Light cut his journalism teeth as editor-in-chief of The Lafayette during what he recalls was “a time of great turmoil in the country and on campus.” The late James P. Lusardi ’55, Francis A. March Professor of English, imbued in him “a love of fine language and the classics” and served as his mentor at The Lafayette.
“Jim was a constant goad, always wanting us to be hard-hitting, to challenge the establishment on campus and beyond,” says Light. “Now to Jim, that meant a quite liberal take on things. I at the time was hardly a right-winger, but I wasn’t as far to the left as he was. This made for interesting Socratic dialogues, to say the least. He never understood, for instance, how I could be in ROTC and a fraternity (Sigma Nu).
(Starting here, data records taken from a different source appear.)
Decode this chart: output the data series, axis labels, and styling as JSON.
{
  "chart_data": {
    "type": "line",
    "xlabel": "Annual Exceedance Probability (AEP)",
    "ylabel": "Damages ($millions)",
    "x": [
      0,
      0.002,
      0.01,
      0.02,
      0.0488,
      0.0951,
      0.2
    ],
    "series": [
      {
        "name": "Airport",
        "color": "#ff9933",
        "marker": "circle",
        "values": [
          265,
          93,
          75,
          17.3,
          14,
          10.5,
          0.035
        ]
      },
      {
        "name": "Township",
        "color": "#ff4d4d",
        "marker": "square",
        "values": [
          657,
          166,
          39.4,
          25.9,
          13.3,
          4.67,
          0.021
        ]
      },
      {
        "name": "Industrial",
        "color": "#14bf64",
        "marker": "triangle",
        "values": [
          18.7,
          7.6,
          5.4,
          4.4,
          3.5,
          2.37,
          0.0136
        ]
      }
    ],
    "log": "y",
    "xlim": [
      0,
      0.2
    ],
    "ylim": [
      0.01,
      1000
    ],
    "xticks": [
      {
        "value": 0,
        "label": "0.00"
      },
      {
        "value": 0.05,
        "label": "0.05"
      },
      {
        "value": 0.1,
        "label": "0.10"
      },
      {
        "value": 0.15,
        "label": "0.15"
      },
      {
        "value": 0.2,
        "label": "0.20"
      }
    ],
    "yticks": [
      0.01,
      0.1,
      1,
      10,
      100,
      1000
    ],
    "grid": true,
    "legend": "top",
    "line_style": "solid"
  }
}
“With Jim, you always had to be on your toes intellectually. You learned with him never to accept the easy answer, never to take an issue at face value. That is an approach any good journalist should take.”
It’s the approach that Karen Glick takes in Fear and Greed. The intrigue begins in the first chapter, when Flo is murdered by an intruder who steals the laptop. Soon the remaining sisters turn to Glick to help find their sister’s killer—and the magic laptop.
As she did in Too Rich to Live, Karen takes on the case with enthusiasm tempered by frequent irritation with the beautiful, self-absorbed Linda, who wants to control everything.
“What Karen wants is the truth,” Light says. “She delves down, she wants to know this truth, but of course there are unforeseen consequences. When things come to light, it doesn’t always mean paradise has arrived.”
For Light, too, paradise hasn’t quite arrived, but he’s pretty happy with his current status as editor and mystery novelist. He’s working on a third Glick novel and wrote a story published in June in the Akashic Books anthology Wall Street Noir. In April, Oceanview Publishing released Lady Killer, which he and his wife, Meredith Anthony, wrote a decade ago. It’s received praise from the magazines BookPage and Mystery Scene and the Bookpleasures and Fresh Fiction web sites.
Light, who, with Anthony, Alison Power, and Richard Cagan, co-wrote the tongue-in-cheek 101 Reasons Why We’re Doomed in 1994, prefers mysteries.
“I’ve loved mysteries all my life,” he says, explaining that he is especially fond of Agatha Christie novels and Rex Stout’s Nero Wolfe series.
For the Glick mysteries, Light chose a woman as his protagonist because he wanted someone who had to overcome a series of obstacles.
“I wanted an underdog,” he says. “Karen wants to be an investigative reporter, which is a man’s field. Everyone says to her, ‘you’re a nice girl,’ but she knows she’s tough enough.”
Light also wanted his character to be quirky, with a quirky family to match. Karen’s father, who’s “deep into middle age,” is a perennial grad student, her mom is a do-good social worker, and her grandmother is a Communist-turned-Republican.
As for his plots, Light says, “I’m making fun of my own profession and I’m making fun of the rich.”
He’s also getting the chance to lay bare the fantasies he had fostered in his years as a reporter and editor.
“I’ve covered Wall Street, I’ve covered cops, I’ve covered politics,” he says. “In fiction, I can go one better.”